Dan Possley rides again: A military veteran surgeon reconnects with the athlete he was
For most of his life, American military veteran and Orthopedic Spine Surgeon Dan Possley believed that his story as an athlete had already been written.
When he was a U23, a crash ended his early racing career, life moved forward, and cycling became just a memory of the past. But last year something shifted. In his 50s, he picked up structured training again, not to chase a result, but to reconnect with a part of himself he thought he’d left behind. Working with Team EF Coaching and coach Nicki Sørensen, he found not only fitness, but a sense of purpose he didn’t know he was missing.
Dan’s cycling story took off the first time when he left home at 22 and moved to Belgium to try to make it as a professional cyclist. He spent three years racing all over the country, learning the ups and downs of the sport, before a serious crash ended the path he thought he would follow. With his dream cut short, he returned home and shifted direction entirely: he went to medical school, became a spine surgeon, served in Afghanistan, married, and became a father of three. Cycling never fully disappeared, but it wasn’t training anymore, it was rides with friends, something he fit in when he could, a reminder rather than a pursuit.
What he didn’t expect was how deeply he missed the structure, the discipline, and the sense of identity he once found in training. Last year, he decided to try again. Not to resurrect a pro career, but to see who he could become through the process. “It was never outcomes-based,” he says. “It was the experience of it all, deciding who I wanted to be every day.” For Dan, riding became a daily practice. A way to stay connected to himself in a life that demands a lot from him. When you spend your mornings performing surgeries, “cutting into another person’s neck at 7:30 a.m. while most people are checking email,” as he puts it, you need somewhere to put that intensity. Cycling became that space, letting the pressure settle before he stepped back into his other roles.
Photo: Llewellyn De Belder
“Getting back into cycling now has made me realize: maybe this is my time. You never know.”
When he made the decision to take training seriously again, Dan also knew he didn’t want to do it alone. He enrolled in Team EF Coaching as an athlete, working closely with former pro Nicki Sørensen, whose approach immediately gave him what he’d been missing: perspective. With a demanding job, unpredictable weeks, and a busy family life, traditional consistency wasn’t realistic. Some weeks allowed him to do six-hour rides; others forced him to miss multiple days. Having a coach who adjusted his plan, saw the bigger picture, and guided his long-term trajectory made all the difference. “Working with Nicki weekly really helped me,” he says. “Things come up all the time, days I have to miss, days that open up. Taking the 30,000-foot view was huge.” Despite holding a master’s degree in exercise physiology, Dan wanted external honesty, someone who could challenge his weaknesses, hold him back when needed, and remind him that progress isn’t always linear.
What surprised him most wasn’t the physical transformation, but the emotional one. Structured training reintroduced him to a version of himself he had forgotten. “I grew a lot physically,” he says, “but emotionally and even spiritually too.” The cold morning rides, the brutally hot summer days, the daily task of showing up, even when he didn’t feel like it, brought him a sense of alignment he hadn’t felt since his early twenties. And while setbacks inevitably came, the highs outweighed everything. The biggest high: qualifying for the Gravel World Championships in his age group 50-54. He laughs when he recalls it, “I went over there and got my ass kicked”, but he left with more motivation, not less. “I often learn more from failures than wins,” he says. Together with Nicki, he is already building this year’s plan with more clarity, more intention, and more belief in what he can still become.
“Working with Nicki weekly really helped me… Taking the 30,000-foot view was huge.”

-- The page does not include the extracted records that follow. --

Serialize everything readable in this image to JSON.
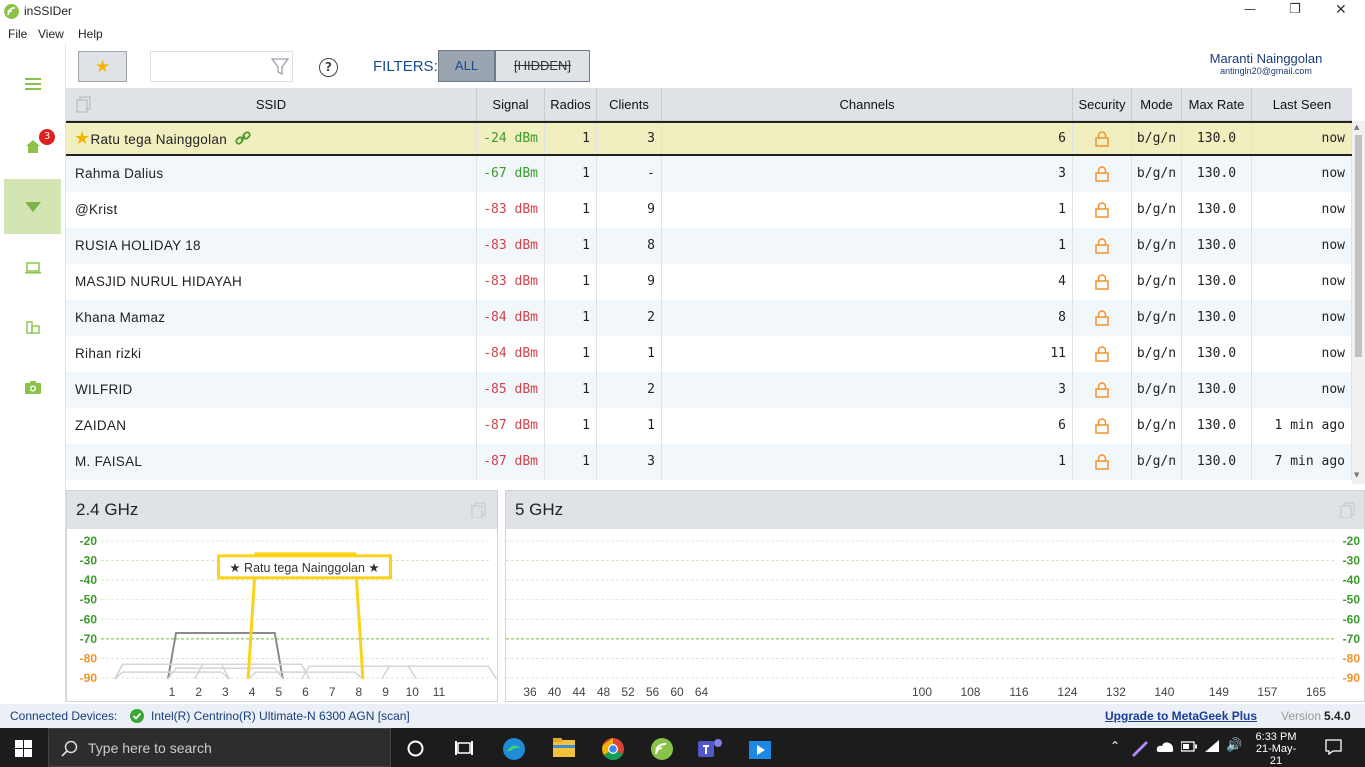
{
  "window": {
    "title": "inSSIDer",
    "minimize": "—",
    "restore": "❐",
    "close": "✕"
  },
  "menu": [
    "File",
    "View",
    "Help"
  ],
  "sidebar": {
    "badge_count": "3",
    "icons": [
      "hamburger-icon",
      "home-icon",
      "wifi-icon",
      "laptop-icon",
      "device-icon",
      "camera-icon"
    ]
  },
  "toolbar": {
    "search_placeholder": "",
    "filters_label": "FILTERS:",
    "filter_all": "ALL",
    "filter_hidden": "[HIDDEN]",
    "help": "?"
  },
  "user": {
    "name": "Maranti Nainggolan",
    "email": "antingln20@gmail.com"
  },
  "columns": [
    "SSID",
    "Signal",
    "Radios",
    "Clients",
    "Channels",
    "Security",
    "Mode",
    "Max Rate",
    "Last Seen"
  ],
  "rows": [
    {
      "ssid": "Ratu tega Nainggolan",
      "signal": "-24 dBm",
      "radios": "1",
      "clients": "3",
      "channels": "6",
      "mode": "b/g/n",
      "max_rate": "130.0",
      "last_seen": "now"
    },
    {
      "ssid": "Rahma Dalius",
      "signal": "-67 dBm",
      "radios": "1",
      "clients": "-",
      "channels": "3",
      "mode": "b/g/n",
      "max_rate": "130.0",
      "last_seen": "now"
    },
    {
      "ssid": "@Krist",
      "signal": "-83 dBm",
      "radios": "1",
      "clients": "9",
      "channels": "1",
      "mode": "b/g/n",
      "max_rate": "130.0",
      "last_seen": "now"
    },
    {
      "ssid": "RUSIA HOLIDAY 18",
      "signal": "-83 dBm",
      "radios": "1",
      "clients": "8",
      "channels": "1",
      "mode": "b/g/n",
      "max_rate": "130.0",
      "last_seen": "now"
    },
    {
      "ssid": "MASJID NURUL HIDAYAH",
      "signal": "-83 dBm",
      "radios": "1",
      "clients": "9",
      "channels": "4",
      "mode": "b/g/n",
      "max_rate": "130.0",
      "last_seen": "now"
    },
    {
      "ssid": "Khana Mamaz",
      "signal": "-84 dBm",
      "radios": "1",
      "clients": "2",
      "channels": "8",
      "mode": "b/g/n",
      "max_rate": "130.0",
      "last_seen": "now"
    },
    {
      "ssid": "Rihan rizki",
      "signal": "-84 dBm",
      "radios": "1",
      "clients": "1",
      "channels": "11",
      "mode": "b/g/n",
      "max_rate": "130.0",
      "last_seen": "now"
    },
    {
      "ssid": "WILFRID",
      "signal": "-85 dBm",
      "radios": "1",
      "clients": "2",
      "channels": "3",
      "mode": "b/g/n",
      "max_rate": "130.0",
      "last_seen": "now"
    },
    {
      "ssid": "ZAIDAN",
      "signal": "-87 dBm",
      "radios": "1",
      "clients": "1",
      "channels": "6",
      "mode": "b/g/n",
      "max_rate": "130.0",
      "last_seen": "1 min ago"
    },
    {
      "ssid": "M. FAISAL",
      "signal": "-87 dBm",
      "radios": "1",
      "clients": "3",
      "channels": "1",
      "mode": "b/g/n",
      "max_rate": "130.0",
      "last_seen": "7 min ago"
    }
  ],
  "colors": {
    "signal_good": "#3a9a2a",
    "signal_bad": "#d0434a",
    "lock": "#f0932b",
    "selected_row": "#f1efc0",
    "accent_green": "#8bc34a"
  },
  "chart_data": [
    {
      "type": "area",
      "title": "2.4 GHz",
      "y_ticks": [
        "-20",
        "-30",
        "-40",
        "-50",
        "-60",
        "-70",
        "-80",
        "-90"
      ],
      "x_ticks": [
        "1",
        "2",
        "3",
        "4",
        "5",
        "6",
        "7",
        "8",
        "9",
        "10",
        "11"
      ],
      "ylim": [
        -90,
        -20
      ],
      "highlight_label": "★ Ratu tega Nainggolan ★",
      "series": [
        {
          "center": 6,
          "signal": -24,
          "highlight": true
        },
        {
          "center": 3,
          "signal": -67
        },
        {
          "center": 1,
          "signal": -83
        },
        {
          "center": 1,
          "signal": -83
        },
        {
          "center": 4,
          "signal": -83
        },
        {
          "center": 8,
          "signal": -84
        },
        {
          "center": 11,
          "signal": -84
        },
        {
          "center": 3,
          "signal": -85
        },
        {
          "center": 6,
          "signal": -87
        },
        {
          "center": 1,
          "signal": -87
        }
      ]
    },
    {
      "type": "area",
      "title": "5 GHz",
      "y_ticks": [
        "-20",
        "-30",
        "-40",
        "-50",
        "-60",
        "-70",
        "-80",
        "-90"
      ],
      "x_ticks": [
        "36",
        "40",
        "44",
        "48",
        "52",
        "56",
        "60",
        "64",
        "100",
        "108",
        "116",
        "124",
        "132",
        "140",
        "149",
        "157",
        "165"
      ],
      "ylim": [
        -90,
        -20
      ],
      "series": []
    }
  ],
  "status": {
    "connected_label": "Connected Devices:",
    "device": "Intel(R) Centrino(R) Ultimate-N 6300 AGN [scan]",
    "upgrade": "Upgrade to MetaGeek Plus",
    "version_label": "Version",
    "version": "5.4.0"
  },
  "taskbar": {
    "search_placeholder": "Type here to search",
    "time": "6:33 PM",
    "date": "21-May-21"
  }
}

Balancing all of this still takes a team. His wife, his kids, and his colleagues know how much riding means to him and support him in making it possible. But Dan has also learned to accept that life won’t always give him perfect weeks. Some days the plan fits. Some days it doesn’t. Working with Team EF Coaching has helped him trust the long game rather than obsess over every single missed session. It’s helped him use the time he does have in the most meaningful way. And perhaps most importantly, it’s reminded him that athletic success doesn’t have to look like it did when he was 22. Back then, success meant a pro contract. Now, it means something far more personal.
When he looks back at the younger version of himself who thought the crash ended everything, he sees things differently. “It was all a master plan,” he says. “If things hadn’t happened the way they did, I wouldn’t be a surgeon. Maybe I wouldn’t have my family. Getting back into cycling now has made me realize: maybe this is my time. You never know.”